The gains from Web ads only partly counter the loss of traditional advertising for Fox, Walt Disney’s ABC, CBS and General Electric Co.’s NBC. At CBS, interactive revenue amounted to 6 percent of the $2.23 billion in first-quarter TV sales, according to a May 7 company statement.
Siphoning Off Viewers
Nathanson, based in New York, estimates ad sales at the four networks will drop 10 percent this year to $12.8 billion.
Networks also risk siphoning off prime-time audiences to sites with less inventory and lower ad sales, the analyst wrote.
A “Simpsons” episode on Hulu has just 37 seconds of ads, Nathanson wrote. A broadcast episode has nine minutes and produces three times the revenue per viewer at half the price, he estimated.
“The networks should be very careful that the move to the Web does not cannibalize the core business,” Nathanson wrote.
NBC and ABC declined to comment on rate comparisons.
Closely held Hulu attracts clients by delivering “their target audience,” Jean-Paul Colaco, senior vice president of advertising, said in an e-mail. The site “is delivering value that is resonating with our advertisers,” including more than 40 million users a month.
Disney Investment
In April, Burbank, California-based Disney acquired a 27 percent stake in Los Angeles-based Hulu for about $35 million, becoming a co-owner with News Corp. and New York-based NBC Universal and agreeing to supply shows and films.
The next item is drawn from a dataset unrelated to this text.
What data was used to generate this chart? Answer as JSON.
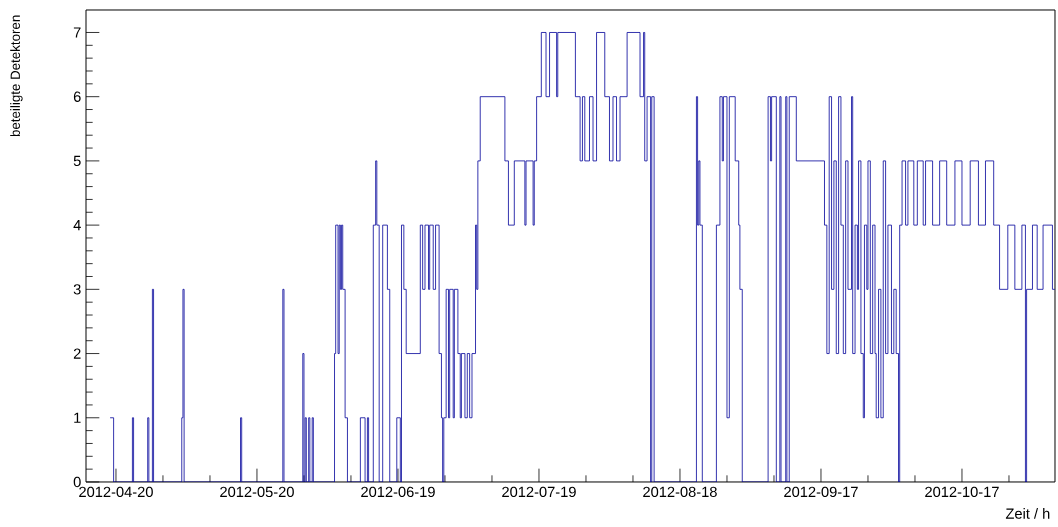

News Corp., Disney and NBC sites, including Hulu, ranked among the 10 most-visited for videos in the U.S. in March, according to ComScore Inc., the Reston, Virginia-based researcher, showing the companies are retaining viewers migrating to the Internet. Time Warner Inc. and Viacom Inc., both based in New York, also have top 10 sites, as does CBS.
IGN Entertainment, News Corp.’s Web site for video-game fans, charges as much as $45 per thousand viewers and has advertisers including Activision Blizzard Inc., the largest game publisher, McDonald’s and Burger King, said Charlie Barrett, senior vice president of sales for the Brisbane, California- based company.
“The viewer made a selection, and the advertiser knows you are waiting for the selected content,” Barrett said in an interview. “That’s a powerful advertising moment.”
Poltrack said lower-rated shows won’t command the same prices as popular programs, and that ads on those series aren’t any more valuable than basic, static banners on Web sites.
“This is about scarcity,” Poltrack said. “All of the networks who are now streaming online have multiple advertisers competing for a small supply of premium programs. That premium content is what advertisers want.”